Too Much (Adult) Information - Since parents viewed their kids as friends, they started talking to them like they talked to their friends, including adult topics to big for kids to handle.  Prior generations worried about having the money to send their kids to college, but they didn't tell their kids about that worry.  People started placing such value on authenticity that they stopped recognizing that kids' brains aren't able to handle adult problems.  They can't help you with your marital problems, so they don't need to know about them.  The phrase "age appropriate" used to be a thing, and we need to restore that concept because treating them like short adults is only serving to increase their anxiety.  

Overpacking Their Schedules - I hear adults complain frequently about the amount of chauffering they have to do, taking their kids to music lessons, dance lessons, and practice for their year-round soccer team.  They get their kids home in the evening and then complain that the school has assigned homework because now their kids don't have time to ride their bikes and play.  Some of these same parents want to have their students dual enrolled in high school and college simultaneously.  The common phrase is "there's not enough time to . . . "  Yet, we have the same 24-hour days and 7-day weeks that people had back when they had to do everything by hand.  We have made choices for ourselves and our kids about how to spend time.  Extracurricular activities are good.  Pursuing passions is good.  But, time is like money; there is only so much of it, and it must be spent thoughtfully.  If you have spent time on one thing, that time is no longer available for something else.  Ask yourself why they are involved in so many things.  Is it because you think they HAVE to be involved in everything to get into college.  Let me tell you some stories of very happy kids who got into college without packing their schedule full of everything under the sun.  Recognize that there is no prize for finishing college early, and let them be in high school while they are in high school.  If all of this scheduling is about pursuing their passion, chances are they care a lot about one of the things, not all of them.  Prioritize that one.  Your child will graduate with better mental health and head into adulthood just as well as those who are frazzled.
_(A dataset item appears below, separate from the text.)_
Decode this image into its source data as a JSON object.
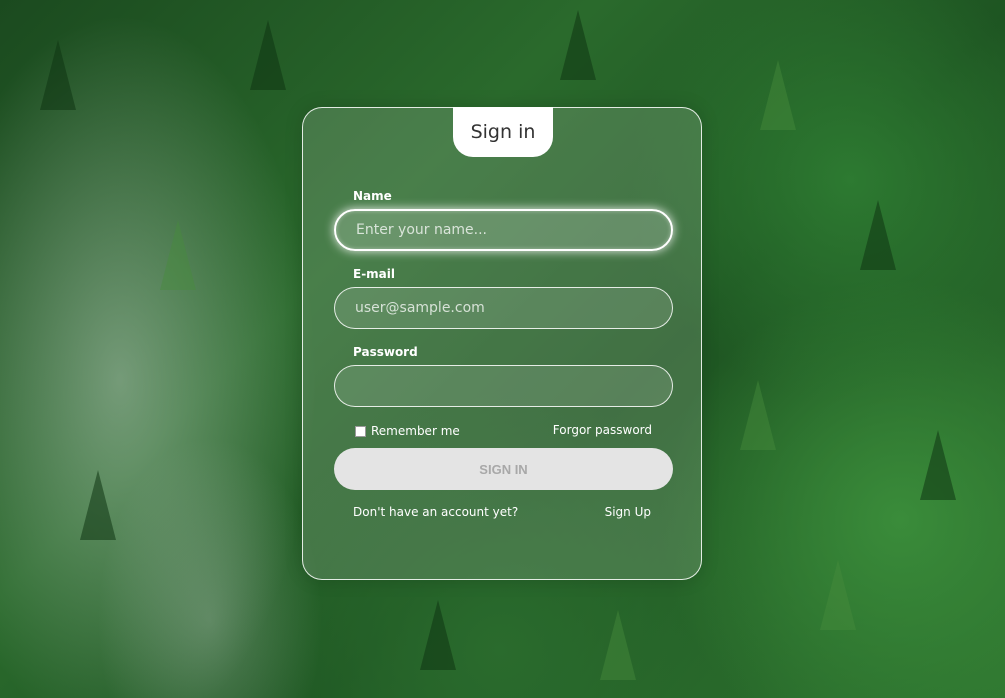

Pressure - Watch the news.  The world is not in good shape.  From environmental issues to acts of mass violence to political division, things are very much not as they should be.  Kids know this more than we did at their age because they have access to so much information.  They also know this is the world they will inherit, and they see that adults are more concerned with their own rights than they are about fixing anything.  Kids feel that they are going to be required to "save the world" and know they don't have that capacity.  Teachers, we must be careful not to communicate to them that it is their job to fix it.  That's not fair, and it's not good for their developing brains.

Limit Phone Use - The phones and screens are, in fact, a problem.  Prior to Covid, a lot of parent and teacher discussion was about limiting screen time.  That went completely out the window during lockdown (and understandably so).  It's time to revive that discussion.  Kids cannot buy themselves a phone, and you have the ability to resist giving them one.  I know it is hard to think they won't have what other kids have, but the evidence of every study shows that delaying their access to phones and social media is best. Perhaps a group of parents can get together and make a pact to delay purchasing phones for them until 9th grade.  Then, you wouldn't have to worry about your child being "the only one."  At the very least, get it out of their bedrooms.  Back when computers were larger, we put them in public areas of the house and installed filters for accountability.  The same should apply to the small computer in their pocket.  Boundaries are healthy.  

None of this is easy.  I'm not going to pretend otherwise.  But it is necessary.  We cannot keep raising kids steeped in anxiety.  We just can't.